При виде этого разврата отцом Суриным овладели не гнев или негодование, нет, ему стало мучительно жаль этих пляшущих, осужденных, как он сам, людей, и от скорби он на миг зажмурил глаза и схватился рукою за бок, так больно сжалось сердце. Ужасные дела творятся на свете! Сатана играет человеческими душами, господь бог осудил их на вечные муки, осень убивает все, даже с берез содрала зеленые листья — и весна сызнова обрекает все на такое же несчастье, а тут они, напившись, скачут под звуки гребня!
Заметив ксендза, танцующие замерли, музыка оборвалась, воцарилось молчание. Все смотрели на него, а он стоял на пороге бледный как мел, схватившись за сердце. Наконец он открыл глаза, взглянул на веселившихся и улыбнулся. Но улыбка была такой страдальческой, что и самый черствый человек пожалел бы его. Ступив шаг вперед, ксендз сказал:
— Почему остановились, добрые люди? Пляшите, веселитесь. Господь бог вам простит, ибо не ведаете, что творите.
Произнося это, он поднял руку и благословил их, сотворив крестное знамение во имя отца, и сына, и святого духа. И ни один бес не зашевелился в нем в эту минуту.
Потом он снова ушел к себе и снова преклонил колени на топчане, опершись о подоконник. Он смотрел на сапфировое, прозрачное небо — вот-вот должна была взойти луна — и на лес под звездами. Где-то в глубине леса завыли волки.
В корчме опять раздались звуки, напоминавшие гнусавое бреньчанье кобзы. Володкович заиграл, но уже никто не пел и не плясал, наконец его тоже угомонили — и было слышно, как все разошлись.
Казюк и Юрай спали в конюшне, на лежанке, подложив кожухи. Рядом с четверкой простых лошадок полоцкого монастыря стояла великолепная четверка киргизских коней пана Хжонщевского; они фыркали, нетерпеливо дергались и пытались кусать друг друга поверх перегородок. Как и в Людыни, ворота конюшни были распахнуты, и виднелось небо со звездами и быстро мчавшимися облаками. Холодало.
Парни не спали. Казюк лежал, раскинув крестом руки, и глядел вверх, не на небо, а на черный потолок конюшни, где угнездился ночной мрак. Юрай долго молчал, но не спал и он. Тревожные мысли томили обоих.
Наконец Юрай сказал:
— Ну и дела… Кто мог ожидать!
— Ты о чем?
— Да вот, ксендз Сурин…
— От любого человека можно всего ожидать. Человек — особая тварь.
Юрай усмехнулся.
— И почему это на него нашло?
— Так бог пожелал.
— А эта мать Иоанна? Что с нею будет?
— Ей-то что! Будет монахиней!
— А дьявол?
Тут Юрай, вспомнив науку Казюка, перекрестился.

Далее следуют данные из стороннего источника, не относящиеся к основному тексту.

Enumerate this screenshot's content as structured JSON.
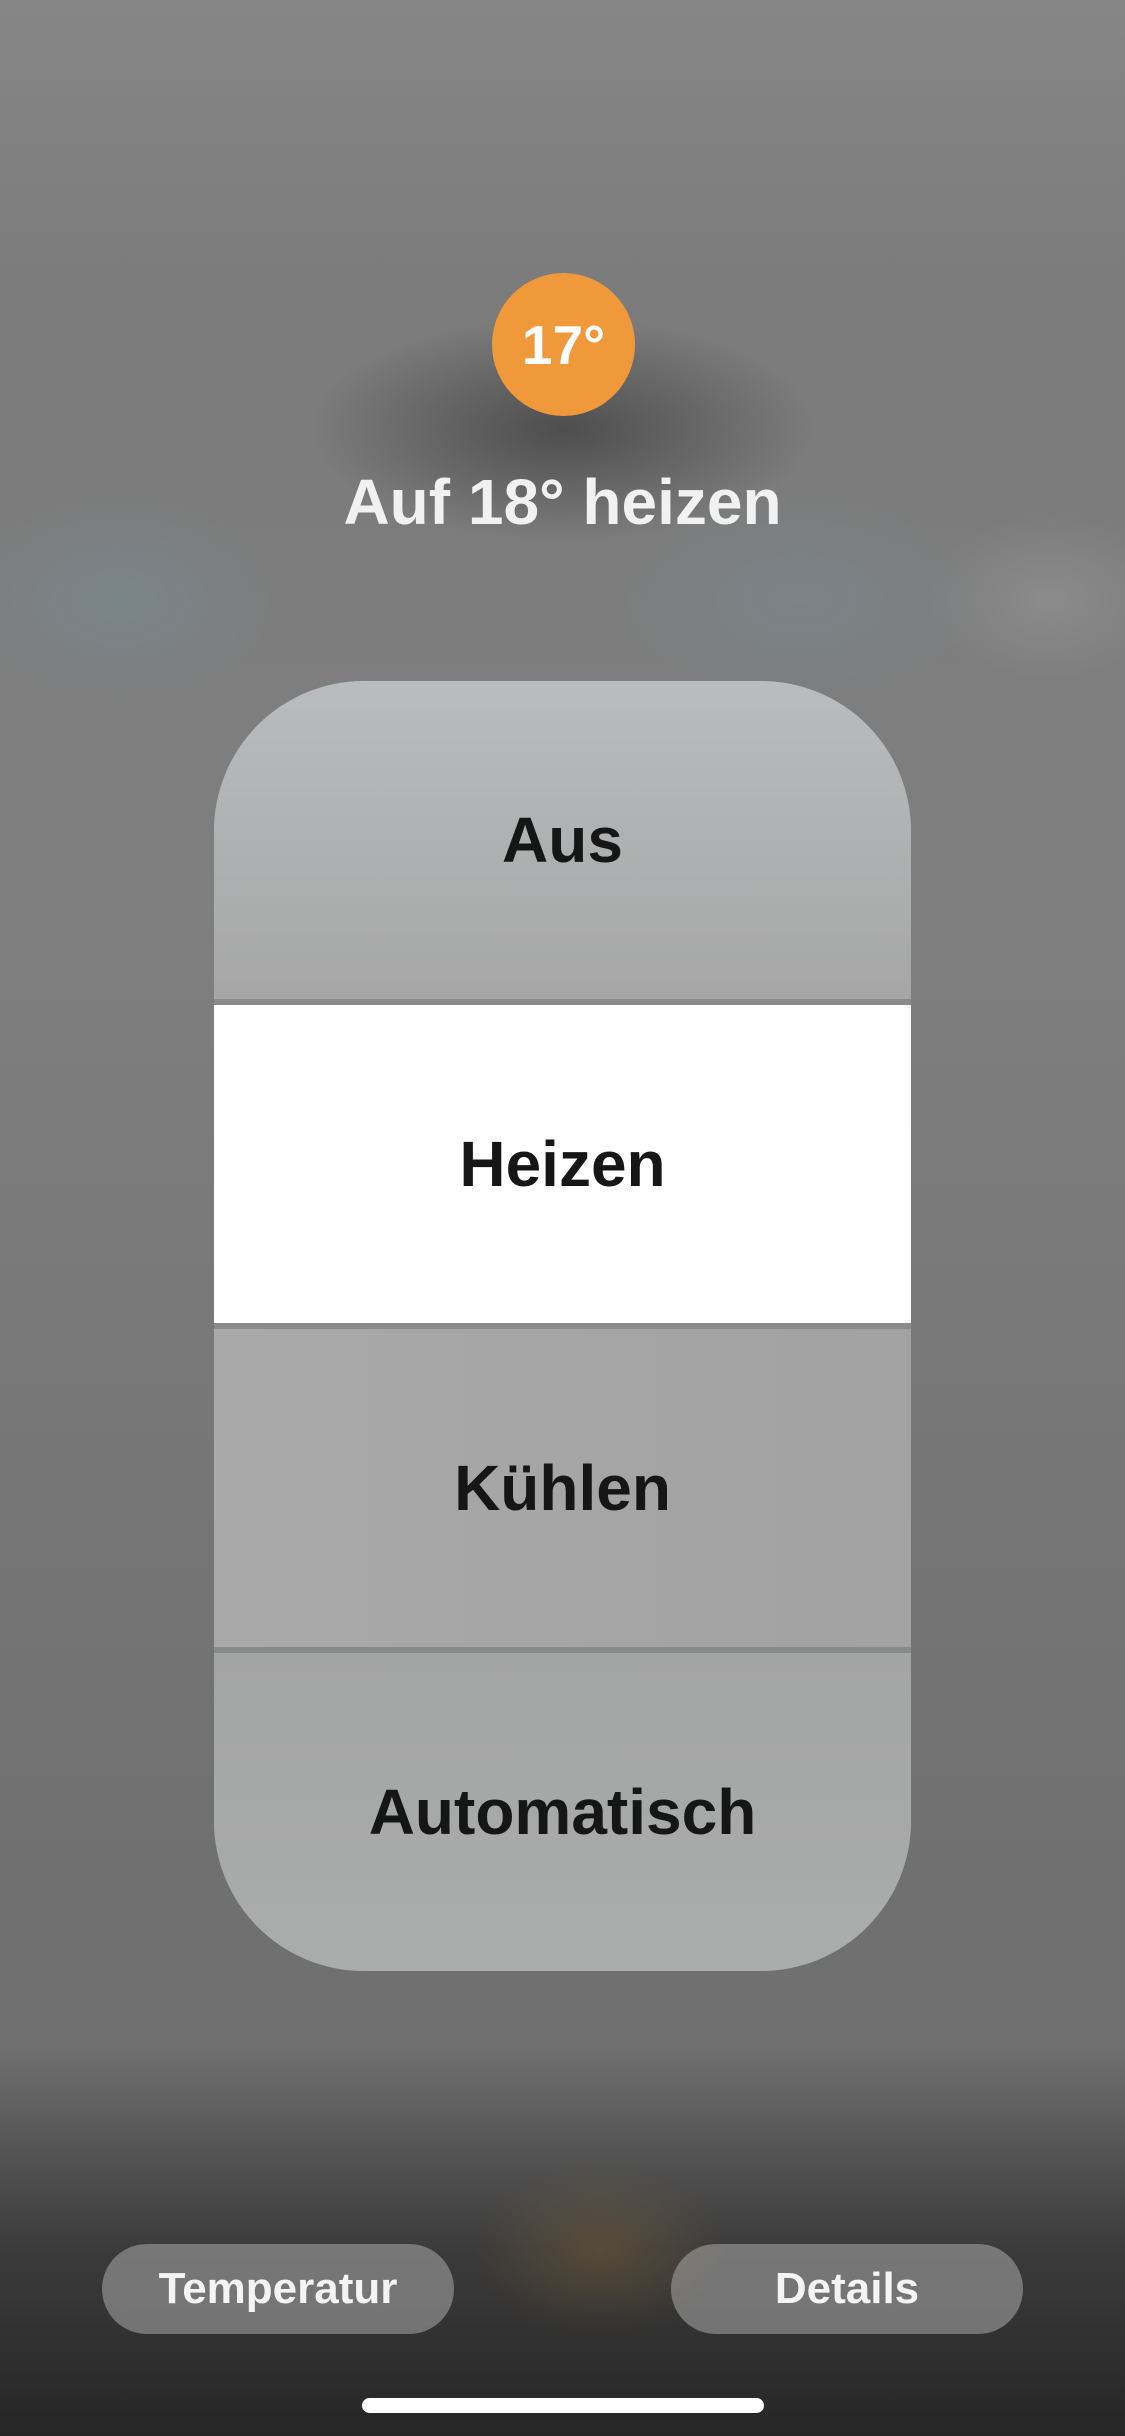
{
  "thermostat": {
    "current_temperature": "17°",
    "status": "Auf 18° heizen",
    "accent_color": "#f0993a"
  },
  "mode_picker": {
    "options": [
      {
        "label": "Aus",
        "selected": false
      },
      {
        "label": "Heizen",
        "selected": true
      },
      {
        "label": "Kühlen",
        "selected": false
      },
      {
        "label": "Automatisch",
        "selected": false
      }
    ]
  },
  "footer": {
    "temperature_label": "Temperatur",
    "details_label": "Details"
  }
}
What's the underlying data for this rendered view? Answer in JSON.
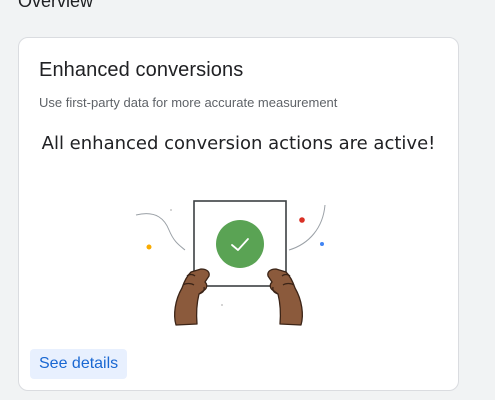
{
  "section": {
    "title": "Overview"
  },
  "card": {
    "title": "Enhanced conversions",
    "subtitle": "Use first-party data for more accurate measurement",
    "status": "All enhanced conversion actions are active!",
    "details_label": "See details"
  },
  "colors": {
    "background": "#f1f3f4",
    "card": "#ffffff",
    "accent_green": "#5aa354",
    "link_blue": "#1967d2",
    "button_bg": "#e8f0fe",
    "skin": "#8b5a3c",
    "dot_red": "#d93025",
    "dot_yellow": "#f9ab00",
    "dot_blue": "#4285f4"
  },
  "illustration": {
    "icon": "hands-holding-checkmark-sign-illustration"
  }
}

— Бесы-то всегда найдут себе работу, — буркнул Казюк. — Мать Иоанну оставили, так в сестру Малгожату вселились. Видал, как отплясывала?

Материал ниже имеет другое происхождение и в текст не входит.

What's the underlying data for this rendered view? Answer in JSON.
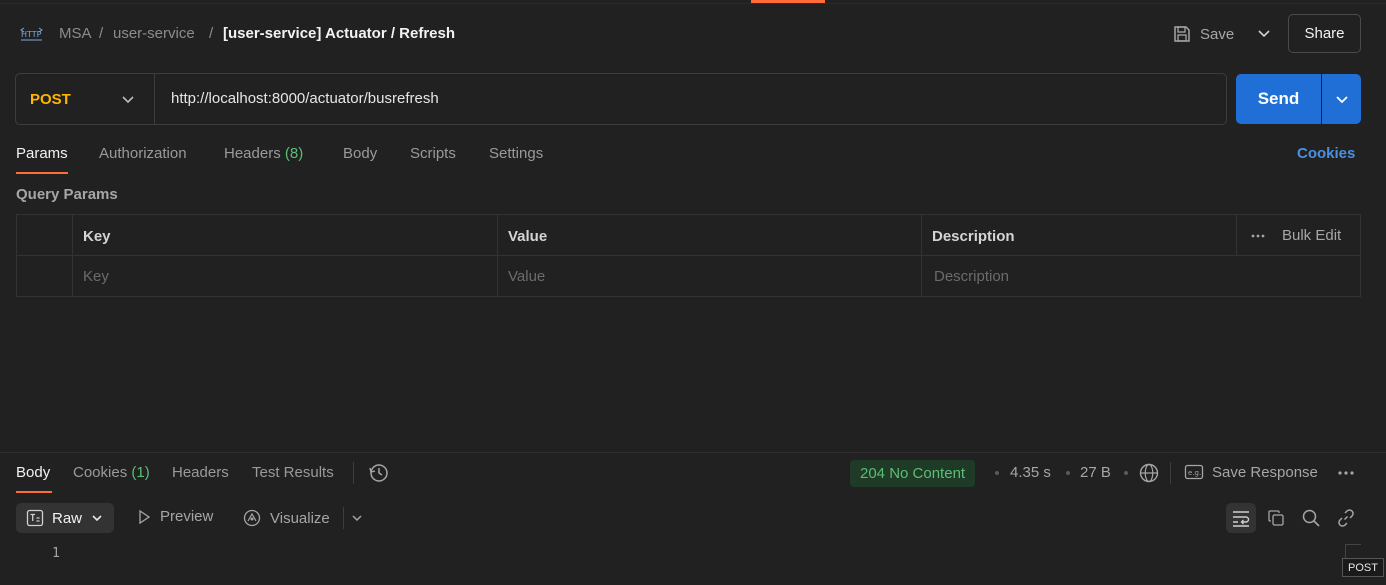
{
  "breadcrumb": {
    "icon": "http-icon",
    "workspace": "MSA",
    "separator": "/",
    "collection": "user-service",
    "request_title": "[user-service] Actuator / Refresh"
  },
  "header_actions": {
    "save_label": "Save",
    "share_label": "Share"
  },
  "request": {
    "method": "POST",
    "url": "http://localhost:8000/actuator/busrefresh",
    "send_label": "Send"
  },
  "request_tabs": [
    {
      "label": "Params",
      "active": true
    },
    {
      "label": "Authorization"
    },
    {
      "label": "Headers",
      "count": "(8)"
    },
    {
      "label": "Body"
    },
    {
      "label": "Scripts"
    },
    {
      "label": "Settings"
    }
  ],
  "cookies_link": "Cookies",
  "query_params": {
    "section_label": "Query Params",
    "headers": {
      "key": "Key",
      "value": "Value",
      "description": "Description"
    },
    "bulk_edit": "Bulk Edit",
    "placeholders": {
      "key": "Key",
      "value": "Value",
      "description": "Description"
    }
  },
  "response": {
    "tabs": [
      {
        "label": "Body",
        "active": true
      },
      {
        "label": "Cookies",
        "count": "(1)"
      },
      {
        "label": "Headers"
      },
      {
        "label": "Test Results"
      }
    ],
    "status": "204 No Content",
    "time": "4.35 s",
    "size": "27 B",
    "save_response": "Save Response",
    "format": "Raw",
    "preview_label": "Preview",
    "visualize_label": "Visualize",
    "line_numbers": [
      "1"
    ]
  },
  "tooltip": "POST",
  "colors": {
    "accent": "#ff6c37",
    "send": "#1f6fd6",
    "method": "#ffb400",
    "success": "#5bbf73",
    "link": "#4a90e2"
  }
}
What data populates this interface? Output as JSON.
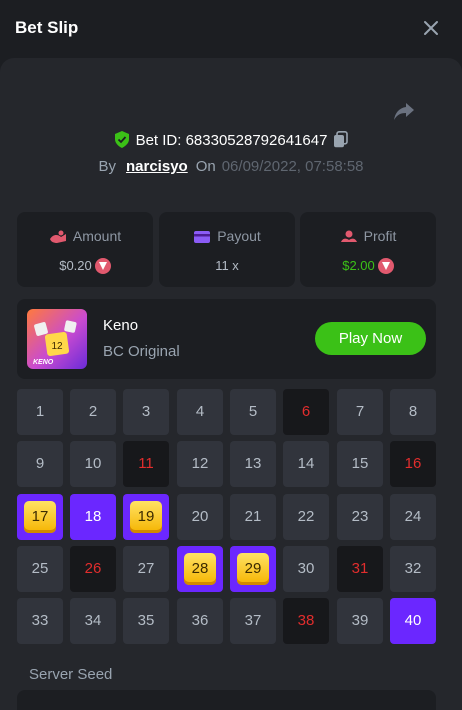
{
  "header": {
    "title": "Bet Slip"
  },
  "bet": {
    "id_label": "Bet ID:",
    "id": "68330528792641647",
    "by_label": "By",
    "username": "narcisyo",
    "on_label": "On",
    "datetime": "06/09/2022, 07:58:58"
  },
  "stats": {
    "amount": {
      "label": "Amount",
      "value": "$0.20",
      "icon": "wallet-icon"
    },
    "payout": {
      "label": "Payout",
      "value": "11 x",
      "icon": "card-icon"
    },
    "profit": {
      "label": "Profit",
      "value": "$2.00",
      "icon": "profit-icon"
    }
  },
  "game": {
    "name": "Keno",
    "subtitle": "BC Original",
    "thumb_text": "KENO",
    "thumb_tile": "12",
    "play_label": "Play Now"
  },
  "grid": {
    "cells": [
      {
        "n": "1",
        "state": "normal"
      },
      {
        "n": "2",
        "state": "normal"
      },
      {
        "n": "3",
        "state": "normal"
      },
      {
        "n": "4",
        "state": "normal"
      },
      {
        "n": "5",
        "state": "normal"
      },
      {
        "n": "6",
        "state": "miss"
      },
      {
        "n": "7",
        "state": "normal"
      },
      {
        "n": "8",
        "state": "normal"
      },
      {
        "n": "9",
        "state": "normal"
      },
      {
        "n": "10",
        "state": "normal"
      },
      {
        "n": "11",
        "state": "miss"
      },
      {
        "n": "12",
        "state": "normal"
      },
      {
        "n": "13",
        "state": "normal"
      },
      {
        "n": "14",
        "state": "normal"
      },
      {
        "n": "15",
        "state": "normal"
      },
      {
        "n": "16",
        "state": "miss"
      },
      {
        "n": "17",
        "state": "hit"
      },
      {
        "n": "18",
        "state": "pick"
      },
      {
        "n": "19",
        "state": "hit"
      },
      {
        "n": "20",
        "state": "normal"
      },
      {
        "n": "21",
        "state": "normal"
      },
      {
        "n": "22",
        "state": "normal"
      },
      {
        "n": "23",
        "state": "normal"
      },
      {
        "n": "24",
        "state": "normal"
      },
      {
        "n": "25",
        "state": "normal"
      },
      {
        "n": "26",
        "state": "miss"
      },
      {
        "n": "27",
        "state": "normal"
      },
      {
        "n": "28",
        "state": "hit"
      },
      {
        "n": "29",
        "state": "hit"
      },
      {
        "n": "30",
        "state": "normal"
      },
      {
        "n": "31",
        "state": "miss"
      },
      {
        "n": "32",
        "state": "normal"
      },
      {
        "n": "33",
        "state": "normal"
      },
      {
        "n": "34",
        "state": "normal"
      },
      {
        "n": "35",
        "state": "normal"
      },
      {
        "n": "36",
        "state": "normal"
      },
      {
        "n": "37",
        "state": "normal"
      },
      {
        "n": "38",
        "state": "miss"
      },
      {
        "n": "39",
        "state": "normal"
      },
      {
        "n": "40",
        "state": "pick"
      }
    ]
  },
  "seed": {
    "label": "Server Seed"
  },
  "colors": {
    "accent_green": "#3bc117",
    "pick_purple": "#6b27ff",
    "miss_red": "#e12d2d",
    "gem_yellow": "#f5b400"
  }
}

— Это что ж, пан Хжонщевский за ней сюда приехал?
— Вестимо. И его бесы опутали, ведь она ничуть не красивая.
— Э, нет, мне она нравится, — сказал Юрай, — здоровая!
Из лесу донесся волчий вой, тот же, который слышен был отцу Сурину в его комнатушке.

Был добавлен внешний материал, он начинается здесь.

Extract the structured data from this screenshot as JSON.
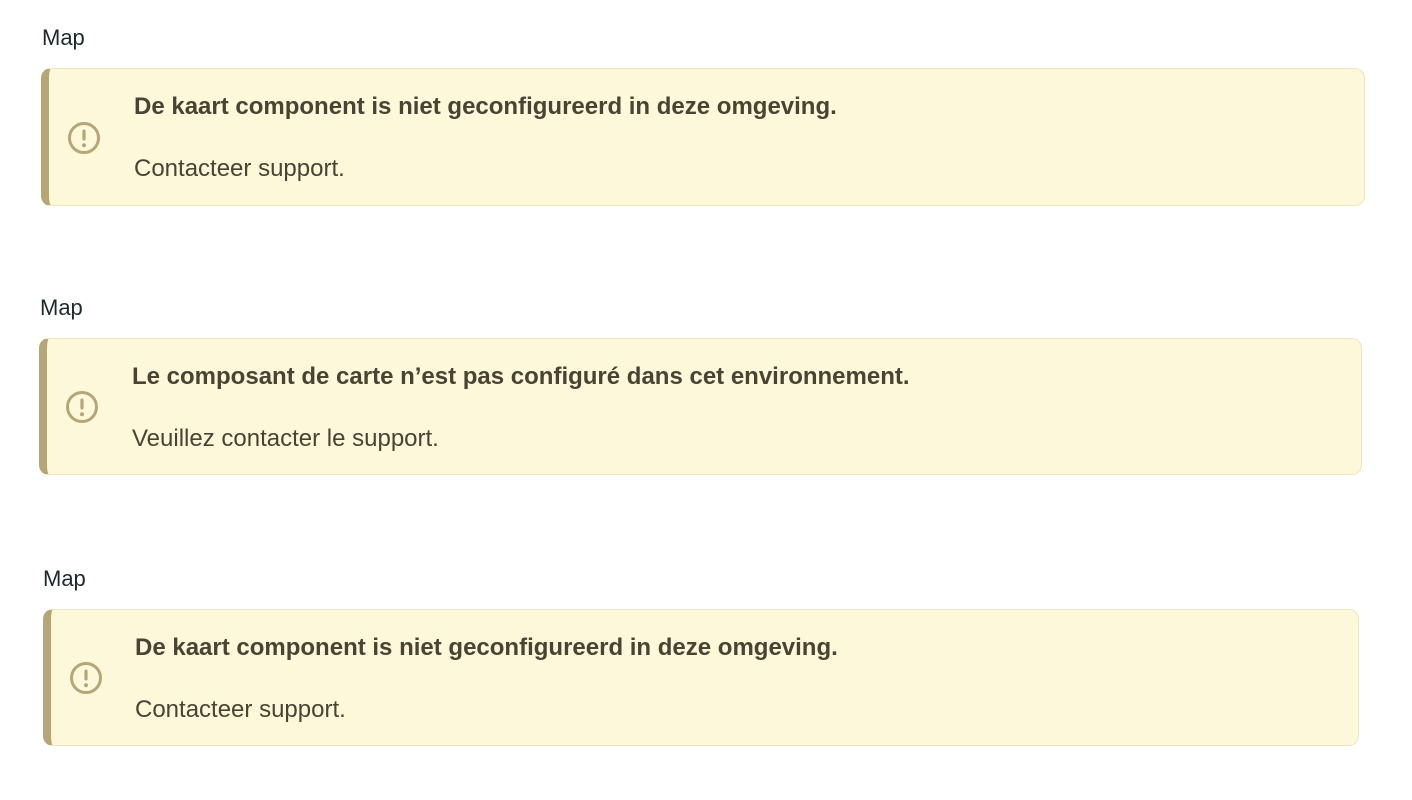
{
  "sections": [
    {
      "label": "Map",
      "alert": {
        "icon": "exclamation-circle-icon",
        "title": "De kaart component is niet geconfigureerd in deze omgeving.",
        "message": "Contacteer support."
      }
    },
    {
      "label": "Map",
      "alert": {
        "icon": "exclamation-circle-icon",
        "title": "Le composant de carte n’est pas configuré dans cet environnement.",
        "message": "Veuillez contacter le support."
      }
    },
    {
      "label": "Map",
      "alert": {
        "icon": "exclamation-circle-icon",
        "title": "De kaart component is niet geconfigureerd in deze omgeving.",
        "message": "Contacteer support."
      }
    }
  ],
  "colors": {
    "alert_background": "#fdf8da",
    "alert_border": "#ece5bd",
    "alert_accent": "#b6a676",
    "text": "#4a4232",
    "label_text": "#1e2a2a"
  }
}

— Волки воют, — помолчав, сказал Юрай.
— Любопытно, с чего бы это они?
— Зима ранняя будет. К морозу идет.
Оба посмотрели на небо. Оно все больше светлело, ветер стихал.
— А может, беду чуют. В лесу-то сейчас страшно, — сказал Казюк.
— Помнишь, как в Людыни звонили, — спросил Юрай, — за заблудившихся в лесу? Стало быть, против волков.
— Каждую ночь звонят, — уже сонным голосом отозвался Казюк.
— Здесь-то не слышно, — усмехнулся Юрай.
— Угу.
— А жаль. Понравился мне этот звон.
— А тут кругом тишина.
— Так тихо, прямо страх берет…
— В лесу все спит.
— Беда не спит.
Оба откашлялись, примостились поудобней. Но сон после выпитой водки не шел.
— Ну как там твой батька? — спросил Казюк.
— Все такой же. Злющий.
— Пьет?
— И пьет и дерется. Меня на прошлой неделе так отходил постромками, что я два дня сидеть не мог.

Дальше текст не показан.